Majority of Victorian women support funding for non-medical egg freezing

Monash University

Women electing to freeze their eggs without a medical reason should receive some level of financial support through Medicare or private health insurance, according to respondents of a Monash University-led study.

More than two-thirds of the 656 Victorian women surveyed supported funding support for non-medical egg freezing, which can cost up to $10,000 per cycle.

A third supported partial public funding, a quarter through private health insurance and six per cent supported full public funding.

Currently, women seeking egg freezing are eligible for rebates via Medicare if they have a medical condition that affects their fertility, however, this usually only covers 50 per cent of total costs.

The survey findings were outlined in the paper Financing future fertility: women’s views on funding egg freezing, published in the journal Reproductive Biomedicine & Society Online.

The study was led by Dr Molly Johnston from the Monash Bioethics Centre in the Faculty of Arts alongside researchers from Monash’s Faculty of Medicine, Nursing and Health Sciences and Barwon Health.

Dr Johnston also found 46 per cent of respondents supported medical egg freezing to be completely funded through the public system, and participants showed greater support for payment split between the public system and private health insurance than between the public system and the individual.

“The cost of egg freezing is significant, often prohibitively high, which is a barrier to access,” Dr Johnston said. “Given the recent technological advancements and rising demands for egg freezing, it makes sense to reassess how it is funded.

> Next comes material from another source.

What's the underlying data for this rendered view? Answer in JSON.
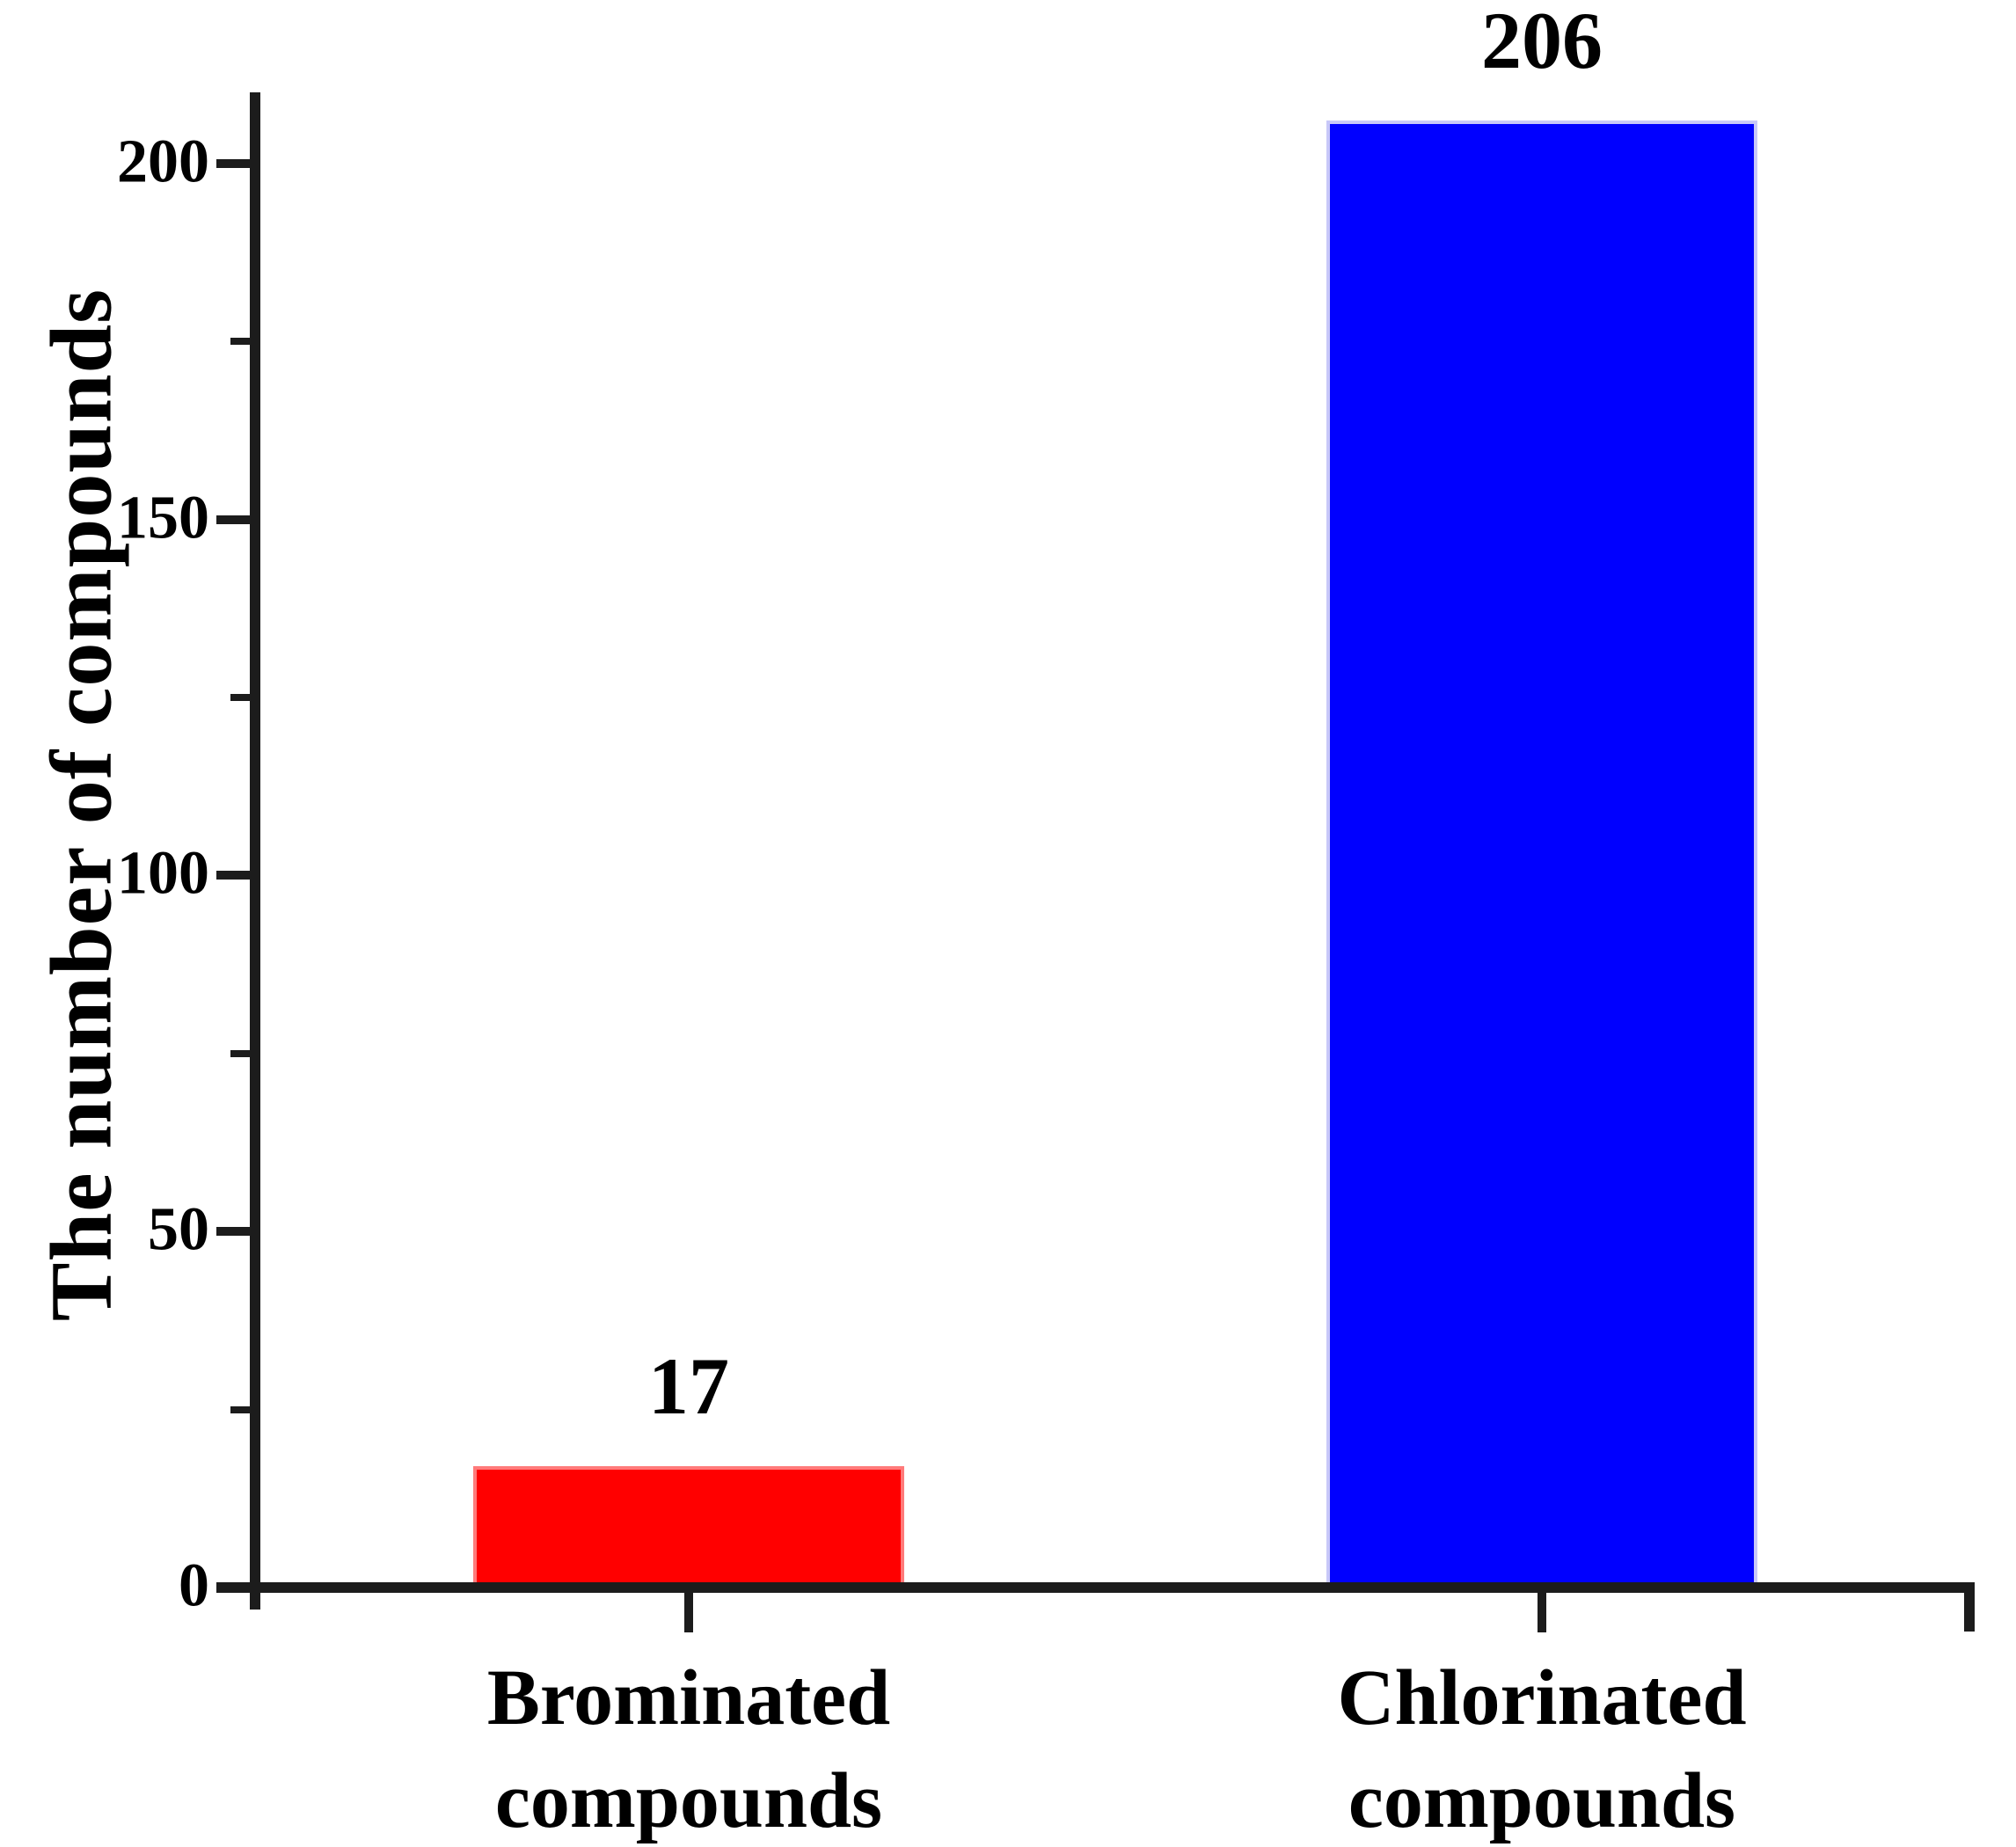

“This study shows that some women think that both medical and non-medical egg freezing warrants financial support through Medicare, which challenges the use of the medical / non-medical distinction as a criterion for allocating funding.”

The median age of participants in the study was 28 years and three-quarters did not have children.

In the past, egg freezing was offered to women who faced premature infertility as a result of illness such as endometriosis or premature ovarian insufficiency, or medical treatments such as chemotherapy for cancer.

Researchers noted demand for non-medical egg freezing has increased significantly in the past decade, a preemptive measure to increase women’s chances of conceiving later in life when their fertility may be compromised due to age-related decline.

The most commonly reported reason for undertaking non-medical egg freezing is not having a suitable partner to have children with.

Dr Johnston said the survey results also raised questions about the cost-effectiveness of funding egg freezing, with emerging data indicating many women who freeze their eggs don’t require them to conceive later in life.

Respondents were asked what they would do if they had undergone egg freezing and were faced with a decision of what to do with surplus eggs, with a high proportion indicating they would consider donating them to research, a known recipient or donor program.

“If some women freeze their eggs but never use them, there could be tangible benefits to society if they are donated,” Dr Johnston said.

Researchers said further investigation and discussion was needed ahead of expanding funding to include non-medical egg freezing.

“This research raises important questions about who should be able to access egg freezing and the findings do not reflect the current funding scheme operating in Australia,” Dr Johnston said.

“There is a discrepancy between public funding for medical and non-medical egg freezing, but it is clear that egg freezing can provide individual benefits, and if surplus eggs were donated, it could benefit the broader community.

“Since affordability is a significant determinant of accessibility, care is needed to develop policies that promote equity of access.”